Annette Humpe
Solo
Ist es wirklich schon zehn Jahre her, daß jene schräge Combo, die sich Ideal nannte, durch die triste deutsche Pop-Londschaft fegte? Daß die kecke Sängerin im Zweifingersystem ihr Spielzeug-Keyboard bearbeitete und forsch bekannte „Ich steh‘ auf Berlin“? In manchen Momenten scheint Anette Humpes SOLO-Album die Zeit zurückzudrehen: Da haben wir wieder 1980. Da blitzen plötzlich erneut der kokette Wortwitz von Ideal auf, die spröde Laszivität der selbstbewußten Sängerin, der erfrischend unbekümmerte Umgang mit den bunten Wort- und Ton-Hülsen, in die Popmusiker ihre Kreationen immer wieder gerne packen.
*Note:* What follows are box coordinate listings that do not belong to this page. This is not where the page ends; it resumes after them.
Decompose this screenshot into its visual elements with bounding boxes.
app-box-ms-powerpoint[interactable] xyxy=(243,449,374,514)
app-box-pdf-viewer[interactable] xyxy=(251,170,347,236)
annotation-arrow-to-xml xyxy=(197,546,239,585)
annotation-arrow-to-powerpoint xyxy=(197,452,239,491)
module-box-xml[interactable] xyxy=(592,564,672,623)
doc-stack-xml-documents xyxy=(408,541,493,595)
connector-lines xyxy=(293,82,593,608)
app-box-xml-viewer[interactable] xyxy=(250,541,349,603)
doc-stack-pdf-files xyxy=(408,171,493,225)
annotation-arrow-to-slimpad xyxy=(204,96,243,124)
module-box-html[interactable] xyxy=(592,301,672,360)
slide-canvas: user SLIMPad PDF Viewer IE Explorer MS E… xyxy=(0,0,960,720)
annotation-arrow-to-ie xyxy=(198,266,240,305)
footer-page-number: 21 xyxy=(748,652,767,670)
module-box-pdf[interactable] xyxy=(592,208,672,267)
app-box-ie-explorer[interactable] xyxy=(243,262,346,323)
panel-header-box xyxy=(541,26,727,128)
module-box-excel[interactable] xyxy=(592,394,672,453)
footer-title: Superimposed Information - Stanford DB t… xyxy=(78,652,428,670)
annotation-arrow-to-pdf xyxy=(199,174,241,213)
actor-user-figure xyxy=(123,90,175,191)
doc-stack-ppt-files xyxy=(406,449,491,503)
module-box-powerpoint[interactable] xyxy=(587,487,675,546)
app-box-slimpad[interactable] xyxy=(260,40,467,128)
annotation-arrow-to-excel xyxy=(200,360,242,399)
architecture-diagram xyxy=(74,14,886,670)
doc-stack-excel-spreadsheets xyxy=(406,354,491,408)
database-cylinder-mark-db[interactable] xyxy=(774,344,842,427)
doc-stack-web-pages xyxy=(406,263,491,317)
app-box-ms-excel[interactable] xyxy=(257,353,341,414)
Aber die Zeiten ändern sich, und deshalb hat sich auch Anette Humpe seit damals verändert. Sie zeigt sich jetzt von ihrer poetischen, träumerischen, bisweilen auch melancholischen Seite, sie sinniert über den Tod und läßt auch mal Gott aufmarschieren. Und das alles verpackte sie in weiche, fließende Arrangements, in denen sanfte Keyboards dominieren und Gitarrist Peter Weihe einige sehr schöne Akzente setzte. Nein, das ist kein verlorenes Ideal, dem Annette Humpe hier nachtrauert: Das ist ein recht persönliches musikalisches Tagebuch mit dezenten Reminiszenzen an die Neue Deutsche Welle und an die Schlagerwelt der 20er Jahre. Und das gefällt immer besser, je öfter man sich darauf einläßt.